Звезда моя единственная (Арсеньева) - страница 144

Не было никакого!

«Вот если бы Барятинский…» – упорно думала Мари, хотя совершенно непонятно, конечно, откуда бралась эта слепая вера и почему Барятинскому удалось бы засеять то поле, которое упорно оставалось неплодородным, несмотря на усилия столь многих сеятелей.

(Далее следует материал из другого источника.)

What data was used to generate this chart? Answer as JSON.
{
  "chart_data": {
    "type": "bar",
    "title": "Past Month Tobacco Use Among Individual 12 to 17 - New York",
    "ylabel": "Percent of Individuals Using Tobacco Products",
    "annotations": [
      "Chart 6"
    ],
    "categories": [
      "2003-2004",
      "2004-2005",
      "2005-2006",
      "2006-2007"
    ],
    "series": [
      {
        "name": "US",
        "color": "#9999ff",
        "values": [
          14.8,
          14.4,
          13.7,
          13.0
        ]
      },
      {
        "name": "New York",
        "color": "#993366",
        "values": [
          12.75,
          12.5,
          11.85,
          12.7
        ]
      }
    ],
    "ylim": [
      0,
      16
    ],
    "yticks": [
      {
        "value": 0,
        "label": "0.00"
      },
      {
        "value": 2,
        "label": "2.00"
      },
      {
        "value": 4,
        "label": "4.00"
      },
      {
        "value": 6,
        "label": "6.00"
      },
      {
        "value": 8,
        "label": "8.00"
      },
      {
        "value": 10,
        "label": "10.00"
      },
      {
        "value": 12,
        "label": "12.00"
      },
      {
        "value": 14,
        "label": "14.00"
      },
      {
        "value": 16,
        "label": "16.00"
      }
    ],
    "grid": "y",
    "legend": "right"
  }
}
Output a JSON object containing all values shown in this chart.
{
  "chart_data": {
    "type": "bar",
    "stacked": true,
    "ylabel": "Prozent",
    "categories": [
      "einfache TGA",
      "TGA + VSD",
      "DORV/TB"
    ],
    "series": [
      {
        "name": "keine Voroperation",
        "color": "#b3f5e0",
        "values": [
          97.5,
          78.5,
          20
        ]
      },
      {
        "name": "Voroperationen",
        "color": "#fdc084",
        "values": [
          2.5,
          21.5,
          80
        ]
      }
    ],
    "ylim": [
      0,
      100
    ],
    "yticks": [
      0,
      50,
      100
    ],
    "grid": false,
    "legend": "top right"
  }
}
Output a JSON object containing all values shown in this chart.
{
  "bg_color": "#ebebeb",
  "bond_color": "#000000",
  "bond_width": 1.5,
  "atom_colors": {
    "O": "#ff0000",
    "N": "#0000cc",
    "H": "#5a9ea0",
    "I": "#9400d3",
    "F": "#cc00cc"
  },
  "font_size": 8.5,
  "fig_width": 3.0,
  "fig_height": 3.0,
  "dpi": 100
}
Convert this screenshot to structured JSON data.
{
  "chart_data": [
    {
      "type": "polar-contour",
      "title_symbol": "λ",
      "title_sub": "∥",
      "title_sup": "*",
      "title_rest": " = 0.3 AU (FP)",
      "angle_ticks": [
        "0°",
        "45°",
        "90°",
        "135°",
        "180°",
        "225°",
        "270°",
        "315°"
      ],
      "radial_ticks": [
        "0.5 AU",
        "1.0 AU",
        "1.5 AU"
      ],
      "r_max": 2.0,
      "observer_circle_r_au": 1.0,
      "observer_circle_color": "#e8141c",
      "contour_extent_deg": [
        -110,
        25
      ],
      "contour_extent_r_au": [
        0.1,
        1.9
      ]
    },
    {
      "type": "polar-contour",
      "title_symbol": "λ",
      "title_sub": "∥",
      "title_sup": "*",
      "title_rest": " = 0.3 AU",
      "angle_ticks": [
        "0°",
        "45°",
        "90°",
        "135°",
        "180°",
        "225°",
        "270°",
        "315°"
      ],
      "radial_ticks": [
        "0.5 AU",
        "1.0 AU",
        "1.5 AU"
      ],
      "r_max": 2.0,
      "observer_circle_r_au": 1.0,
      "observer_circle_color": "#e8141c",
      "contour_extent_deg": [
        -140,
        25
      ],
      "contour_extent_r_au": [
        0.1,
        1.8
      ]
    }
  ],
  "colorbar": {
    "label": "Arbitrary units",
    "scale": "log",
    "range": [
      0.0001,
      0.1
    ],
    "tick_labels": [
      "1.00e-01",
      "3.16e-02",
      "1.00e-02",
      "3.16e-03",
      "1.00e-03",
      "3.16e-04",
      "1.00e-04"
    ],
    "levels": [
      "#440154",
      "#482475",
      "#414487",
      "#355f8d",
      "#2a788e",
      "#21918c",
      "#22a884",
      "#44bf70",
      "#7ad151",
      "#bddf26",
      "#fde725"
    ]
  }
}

Так или иначе, мечтать Мари могла сколько угодно: Барятинского в Петербурге не было, и лишь только слухи долетали о нем с Кавказа. Но вот – но вот пришло известие о том, что он возвращается! Опять раненый, опять покрытый славой…

Правда, ходили слухи, что он должен ехать для поправления здоровья за границу, но увидеться все равно удастся.

Удалось.

Произошло это в доме графа Льва Сайн-Витгенштейна, за которого вышла замуж сестра Барятинского, подруга детских лет Мари – Леонилла. За это замужество Мари необычайно злилась на бывшую подругу. Во-первых, это было внешнее объяснение, «для других», – потому что Леонилла предпочла Сайн-Витгенштейна брату Мари, Александру Трубецкому, тому самому Бархату, к которому так благоволила императрица. Впрочем, злиться на это было тем более смешно, что Бархат уже был женат. Во-вторых – и в-главных, – злить Мари заставляла обыкновенная зависть. Леонилла, которая была, конечно, прелестна, но все уже уступала Мари красотой, стала женой высокородного графа, причем из прославленной семьи: Леонилла стала ее сиятельством, графиней Сайн-Витгенштейн, а она, Мари, – просто какая-то Столыпина…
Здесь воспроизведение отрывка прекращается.